Free Resources to Support Teachers' Remote Professional Development

Many teachers are in a new territory with the transition to 100% distance learning, and right now, professional development must focus on tools and strategies that translate their lessons into a virtual environment. As teachers and leaders start to figure out what student learning looks like in a remote setting, they may have the opportunity to more fully explore online professional learning opportunities – and unpack how those can help them maximize student learning.

While high-quality teaching can look different through a computer screen, core instructional practices remain critical to student success – whether it's using strategies like questioning and student motivation, or whether it's having opportunities to collaborate and reflect as a professional community. To help educators center on some of those best practices while they are learning away from school, here are a few links to some of NIET's refreshed, self-paced professional learning modules, which generally take 30 minutes or less. These are free and do not require logging into NIET's EE PASS portal.

Teachers can do these learning modules on their own as they have time, or they could be part of a virtual professional learning community or cluster session. The modules below cover ideas that can assist teachers while they plan for distance learning opportunities and help them go further in their approach to teaching.

1. Impactful Instructional Practices: Students Co-Constructing Success Criteria: Empowering Student Ownership of Learning

Creating clear expectations with students increases their buy-in. This module outlines how success criteria support student mastery and ideas for co-constructing success criteria in daily lessons. In addition to video examples, the module also provides tips for how to coach others through this process. Helping students understand what success looks like outside the classroom and setting expectations with them about what they are expected to do and learn while working remotely will be critical during this time. Ultimately, it may help students stay more focused and advance their achievement.

2. Teacher Leadership: NIET Strategy Learning Module Series: Micro-Teaching

Micro-teaching is an organized training method where a teacher plans a short lesson, teaches it to colleagues or a small group of students, and then reflects on their teaching afterward. This module unpacks this process and the reflective cycle, and it includes video examples and ideas for measuring success. Remote learning provides an opportunity for teachers to try out new methods with groups of students, and they can reflect individually and with their peers about what is working.

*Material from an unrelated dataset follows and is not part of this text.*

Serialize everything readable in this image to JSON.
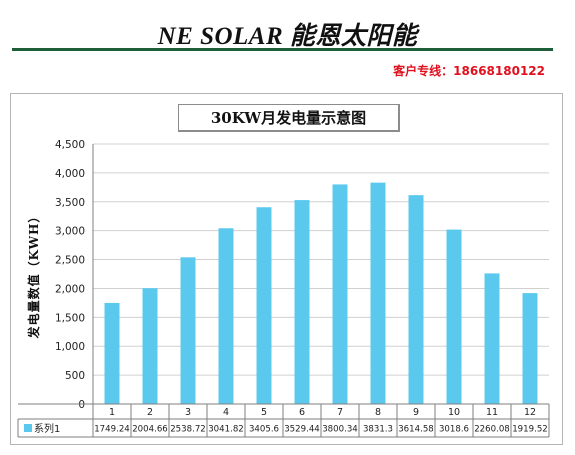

3. Impactful Instructional Practices: The Rubric is Holistic: Make them SQuiRM!

In order to use an instructional rubric effectively, each piece needs to be seen through the context of the whole picture. This module builds understanding about how each of the NIET Teaching Standards Rubric indicators and domains are interconnected, specifically focusing on presenting instructional content, questioning, academic feedback, thinking, and expectations. It examines the rubric through the thinking approaches of structuring, questioning, responding, and modeling. Blending strategies as we blend learning will help students go further, particularly as they build on concepts they have started learning with you in the classroom.

4. Impactful Instructional Practices: The Rubric is Holistic: Impact of Thinking & Problem Solving on Student Engagement

This module builds on the concept shared in module 3, expanding through the indicators of motivating students, activities and materials, thinking, problem-solving, and student work. By the end of the module, teachers will be able to articulate how this holistic view impacts planning, delivery, and assessment of a lesson – and they will be able to reconsider their own lesson planning approach to get at the depth of the indicators. These skills are even more important in a remote environment as teachers continue to construct lessons that will work effectively in a virtual setting. 

As schools adapt to this new environment, providing teachers with the time and opportunity to go further in their professional development – whatever that looks like – will remain critical to student success. We at NIET are here to support as needed, and we look forward to learning from you as we navigate this new normal together.